As I mentioned previously, it took me more than two weeks to get through Pat Garrett & Billy the Kid, but I'm not sure my opinion would have been much different if I'd seen the whole thing in a more reasonable period of time.

However, this was certainly not the case with The Best of Youth, Marco Tullio Giordana's six-hour story of two brothers spanning the years 1963-2000 in Italy. Because of its length, it's divided on two discs, which unfortunately no rental services seem to want to send out at the same time. As a result, I finished part 1 back on April 7 and didn't get Part 2 until a few days ago, finishing it last night.

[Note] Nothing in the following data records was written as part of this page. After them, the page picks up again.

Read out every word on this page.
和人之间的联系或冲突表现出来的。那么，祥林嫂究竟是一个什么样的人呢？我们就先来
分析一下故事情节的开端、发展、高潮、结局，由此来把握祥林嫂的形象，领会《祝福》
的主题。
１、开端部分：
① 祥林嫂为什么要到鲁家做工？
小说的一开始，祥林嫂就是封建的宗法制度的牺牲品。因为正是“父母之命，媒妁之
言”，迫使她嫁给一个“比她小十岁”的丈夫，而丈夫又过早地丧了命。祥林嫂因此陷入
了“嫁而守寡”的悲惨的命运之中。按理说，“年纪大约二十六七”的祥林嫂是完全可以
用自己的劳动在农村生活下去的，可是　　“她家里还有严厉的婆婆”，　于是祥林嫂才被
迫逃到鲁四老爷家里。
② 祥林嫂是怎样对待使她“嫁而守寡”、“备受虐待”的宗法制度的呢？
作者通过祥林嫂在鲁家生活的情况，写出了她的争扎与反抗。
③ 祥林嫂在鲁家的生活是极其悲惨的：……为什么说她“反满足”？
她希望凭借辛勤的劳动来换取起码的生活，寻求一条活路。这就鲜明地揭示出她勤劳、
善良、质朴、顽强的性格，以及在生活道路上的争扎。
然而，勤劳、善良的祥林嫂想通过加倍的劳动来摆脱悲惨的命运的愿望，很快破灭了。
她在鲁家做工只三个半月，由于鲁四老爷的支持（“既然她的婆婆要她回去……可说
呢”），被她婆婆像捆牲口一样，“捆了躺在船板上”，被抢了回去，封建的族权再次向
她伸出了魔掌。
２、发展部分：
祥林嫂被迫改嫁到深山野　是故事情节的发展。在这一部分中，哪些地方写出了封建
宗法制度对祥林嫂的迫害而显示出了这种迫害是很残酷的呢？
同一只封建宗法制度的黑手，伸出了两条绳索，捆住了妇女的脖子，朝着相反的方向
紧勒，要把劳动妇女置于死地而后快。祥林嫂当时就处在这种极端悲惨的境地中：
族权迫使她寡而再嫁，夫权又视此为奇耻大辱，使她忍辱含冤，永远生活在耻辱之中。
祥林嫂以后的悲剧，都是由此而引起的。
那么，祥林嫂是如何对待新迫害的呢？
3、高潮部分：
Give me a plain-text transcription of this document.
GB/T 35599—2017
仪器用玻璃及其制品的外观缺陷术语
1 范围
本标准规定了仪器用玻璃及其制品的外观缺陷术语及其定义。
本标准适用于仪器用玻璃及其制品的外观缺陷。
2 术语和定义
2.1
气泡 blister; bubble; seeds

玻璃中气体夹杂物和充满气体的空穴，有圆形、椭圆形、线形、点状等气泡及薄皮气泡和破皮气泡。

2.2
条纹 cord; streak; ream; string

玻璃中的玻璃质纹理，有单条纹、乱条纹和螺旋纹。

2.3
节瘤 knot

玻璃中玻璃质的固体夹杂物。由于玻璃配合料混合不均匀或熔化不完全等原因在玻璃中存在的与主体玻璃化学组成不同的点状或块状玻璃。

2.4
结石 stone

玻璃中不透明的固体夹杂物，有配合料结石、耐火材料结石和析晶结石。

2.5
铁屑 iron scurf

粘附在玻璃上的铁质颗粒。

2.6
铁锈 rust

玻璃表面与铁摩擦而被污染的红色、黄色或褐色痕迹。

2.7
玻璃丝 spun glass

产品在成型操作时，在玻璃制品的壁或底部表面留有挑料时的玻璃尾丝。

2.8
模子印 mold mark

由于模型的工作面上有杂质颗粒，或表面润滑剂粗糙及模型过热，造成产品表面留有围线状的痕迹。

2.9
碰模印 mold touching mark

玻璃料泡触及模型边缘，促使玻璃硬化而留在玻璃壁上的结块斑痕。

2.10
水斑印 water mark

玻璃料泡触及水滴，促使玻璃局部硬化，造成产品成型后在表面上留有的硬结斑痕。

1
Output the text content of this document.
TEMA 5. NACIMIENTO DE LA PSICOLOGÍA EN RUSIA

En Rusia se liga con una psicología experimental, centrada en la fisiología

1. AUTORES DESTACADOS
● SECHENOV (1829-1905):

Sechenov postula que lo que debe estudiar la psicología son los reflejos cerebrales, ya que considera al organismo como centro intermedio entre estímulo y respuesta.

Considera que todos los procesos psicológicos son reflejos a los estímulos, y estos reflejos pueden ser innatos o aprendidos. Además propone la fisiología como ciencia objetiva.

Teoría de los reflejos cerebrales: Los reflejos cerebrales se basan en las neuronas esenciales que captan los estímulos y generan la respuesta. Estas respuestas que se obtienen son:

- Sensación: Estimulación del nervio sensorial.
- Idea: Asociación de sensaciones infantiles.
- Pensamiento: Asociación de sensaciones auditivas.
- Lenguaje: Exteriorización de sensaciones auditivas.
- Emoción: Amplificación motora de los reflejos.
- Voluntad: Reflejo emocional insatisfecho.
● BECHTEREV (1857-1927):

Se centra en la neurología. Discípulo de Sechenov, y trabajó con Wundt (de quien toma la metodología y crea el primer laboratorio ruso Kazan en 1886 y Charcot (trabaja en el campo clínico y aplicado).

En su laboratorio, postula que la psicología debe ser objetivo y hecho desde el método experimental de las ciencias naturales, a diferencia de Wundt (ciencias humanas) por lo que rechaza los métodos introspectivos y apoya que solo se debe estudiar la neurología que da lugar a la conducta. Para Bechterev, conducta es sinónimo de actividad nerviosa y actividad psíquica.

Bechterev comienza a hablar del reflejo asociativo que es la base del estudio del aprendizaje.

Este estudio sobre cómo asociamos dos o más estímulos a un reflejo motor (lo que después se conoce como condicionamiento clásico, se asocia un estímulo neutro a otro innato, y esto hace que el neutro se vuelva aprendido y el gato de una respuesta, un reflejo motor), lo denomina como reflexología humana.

Miraculously, I did remember most of what had happened before, but something was definitely lost by the interruption and it's a shame, because I think this is probably a very good movie. The leads — Luigi Lo Cascio and Allesio Boni — are both good as are most of the supporting cast, especially Sonia Bergamasco as Giulia and the great Adriana Asti (so memorable in Vittorio De Sica's 1970s film A Brief Vacation) as the men's mother. I really can't craft a coherent review of the film, due to the way I had to watch it, but even under those less-than-perfect circumstances, I could tell there was much to admire.

Perhaps some day I'll try it again when I can watch it in a more compressed time period. Mail rental services should really take steps to prevent this sort of delay.